Tenaga kerja dikenal sebagai salah faktor utama dalam kegiatan ekonomi, selain faktor modal, sumber daya alam (SDA) dan kewirausahaan. Oleh Mankiw (2014), dijelaskan Standar hidup suatu negara tergantung pada kemampuannya menghasilkan barang dan jasa.”
Bicara mengenai produktivitas, tentu bicara mengenai tenaga kerja sebagai modal bagi gerak ekonomi suatu negara. Labour Supply yang memproduksi barang-barang dan jasa dalam suatu perekonomian.
Posisi Indonesia sebagai negara dengan jumlah penduduk keempat terbesar tentu memiliki keunggulan dari ketersediaan tenaga kerja yang besar. Sehingga kebijakan pemerintah untuk mempermudah masuknya pekerja asing dikhawatirkan akan mengambil lahan pekerja lokal.
Meski pemerintah menjelaskan Tenaga Kerja Asing (TKA) diperlukan karena kualifikasi tenaga kerja lokal belum mumpuni untuk mengisi sejumlah jabatan di sektor-sektor tertentu yang dibutuhkan.
Sehingga perizinan TKA ini tentu hanya ditujukan bagi tenaga kerja yang sudah ahli. Tinggal pekerja kasar dan jenis-jenis pekerjaan lain yang bisa diisi oleh Warga Negara Indonesia (WNI), suatu ironi yang menyakitkan sebenarnya.
Ketakutan akan dominasi pekerja asing makin menjadi-jadi setelah data Kementerian Ketenagakerjaan mencatat ada 98.902 orang TKA tahun 2020. Dari data tersebut TKA asal China menduduki peringkat pertama, yaitu 35.781 orang. atau setara 36,17%. Disusul kemudian dengan Jepang 12.823 orang, Korea Selatan 9.097, India 7.356 orang dan lainnya.

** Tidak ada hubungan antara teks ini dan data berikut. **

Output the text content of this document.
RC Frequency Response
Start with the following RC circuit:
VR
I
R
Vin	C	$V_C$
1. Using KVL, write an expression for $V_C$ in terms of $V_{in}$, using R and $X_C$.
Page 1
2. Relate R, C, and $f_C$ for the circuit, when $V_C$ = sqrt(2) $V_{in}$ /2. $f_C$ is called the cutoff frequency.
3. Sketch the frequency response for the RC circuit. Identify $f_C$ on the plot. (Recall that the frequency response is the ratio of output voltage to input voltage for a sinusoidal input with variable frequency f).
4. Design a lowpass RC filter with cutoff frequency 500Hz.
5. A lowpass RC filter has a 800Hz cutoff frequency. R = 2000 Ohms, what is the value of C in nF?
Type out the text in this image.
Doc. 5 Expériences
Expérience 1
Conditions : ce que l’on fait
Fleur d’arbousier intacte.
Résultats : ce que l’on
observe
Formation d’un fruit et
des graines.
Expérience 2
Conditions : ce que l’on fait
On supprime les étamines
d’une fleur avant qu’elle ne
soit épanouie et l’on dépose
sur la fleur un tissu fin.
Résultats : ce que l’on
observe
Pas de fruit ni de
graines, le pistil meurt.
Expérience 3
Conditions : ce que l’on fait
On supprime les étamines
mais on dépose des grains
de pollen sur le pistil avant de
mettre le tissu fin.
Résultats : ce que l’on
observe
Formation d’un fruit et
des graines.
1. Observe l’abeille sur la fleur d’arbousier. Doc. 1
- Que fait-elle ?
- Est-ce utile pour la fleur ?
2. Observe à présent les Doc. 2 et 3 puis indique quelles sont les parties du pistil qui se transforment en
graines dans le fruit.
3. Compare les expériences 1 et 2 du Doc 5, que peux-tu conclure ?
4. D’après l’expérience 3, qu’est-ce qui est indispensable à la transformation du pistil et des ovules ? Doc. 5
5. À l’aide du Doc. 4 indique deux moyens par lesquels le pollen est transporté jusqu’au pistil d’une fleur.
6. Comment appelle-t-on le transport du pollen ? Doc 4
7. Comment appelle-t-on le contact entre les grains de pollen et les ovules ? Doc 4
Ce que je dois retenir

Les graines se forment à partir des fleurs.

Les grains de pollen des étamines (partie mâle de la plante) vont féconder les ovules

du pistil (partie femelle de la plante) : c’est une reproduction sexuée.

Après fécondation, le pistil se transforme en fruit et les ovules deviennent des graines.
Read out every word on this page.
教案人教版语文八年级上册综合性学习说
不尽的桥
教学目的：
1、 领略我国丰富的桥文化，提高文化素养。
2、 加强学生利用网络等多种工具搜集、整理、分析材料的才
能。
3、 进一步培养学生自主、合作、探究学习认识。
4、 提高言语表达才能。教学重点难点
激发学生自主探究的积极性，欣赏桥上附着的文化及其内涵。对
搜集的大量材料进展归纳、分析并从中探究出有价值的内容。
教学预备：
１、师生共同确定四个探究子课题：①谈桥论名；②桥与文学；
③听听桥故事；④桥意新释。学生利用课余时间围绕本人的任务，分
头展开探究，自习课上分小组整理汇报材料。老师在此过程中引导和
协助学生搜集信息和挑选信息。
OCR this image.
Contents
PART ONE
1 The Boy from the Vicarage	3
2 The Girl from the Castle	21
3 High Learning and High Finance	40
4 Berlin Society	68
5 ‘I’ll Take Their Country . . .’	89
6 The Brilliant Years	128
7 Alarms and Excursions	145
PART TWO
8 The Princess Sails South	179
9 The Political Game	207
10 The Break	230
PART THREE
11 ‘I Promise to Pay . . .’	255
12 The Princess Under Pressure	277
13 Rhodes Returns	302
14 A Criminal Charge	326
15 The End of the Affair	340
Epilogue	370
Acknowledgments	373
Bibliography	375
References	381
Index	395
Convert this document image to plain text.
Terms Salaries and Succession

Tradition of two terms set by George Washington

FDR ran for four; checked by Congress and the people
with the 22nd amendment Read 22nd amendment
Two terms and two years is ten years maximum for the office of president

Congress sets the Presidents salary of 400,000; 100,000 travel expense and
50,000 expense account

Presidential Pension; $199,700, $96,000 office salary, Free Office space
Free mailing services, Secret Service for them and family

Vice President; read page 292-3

Di sisi lain Badan Pusat Statistik (BPS) melaporkan jumlah jumlah angkatan kerja di Indonesia yang menganggur menjadi sebesar 9,77 juta orang.
Melihat data tersebut, tentu dibutuhkan pengawasan yang ketat agar tak ada celah bagi TKA untuk mengambil lahan pekerjaan yang seharusnya bisa dikerjakan oleh tenaga kerja lokal.
Hal ini sesuai dengan pasal 27 ayat 2 Undang-Undang Dasar 1945 yang menyebut bahwa tiap-tiap warga negara berhak atas pekerjaan dan penghidupan yang layak bagi kemanusiaan. Apalagi Undang-Undang Nomor 13 Tahun 2003 tentang Ketenagakerjaan juga sangat membatasi penggunaan TKA. Jangan sampai pekerja kita menjadi penonton dan negeri sendiri, suatu kondisi yang sebenarnya telah terjadi.
Tentunya di Hari Pekerja Nasional ini masih banyak pekerjaan rumah yang harus diselesaikan untuk melindungi pekerja Indonesia. Termasuk melindungi lahan pekerjaan mereka dari serbuan TKA. Selamat memperingati Hari Pekerja Nasional. Semoga tenaga kerja Indonesia semakin sejahtera. (*)
Penulis adalah Aktivis Federasi SP Persaudaraan Pekerja Muslim Indonesia (PPMI).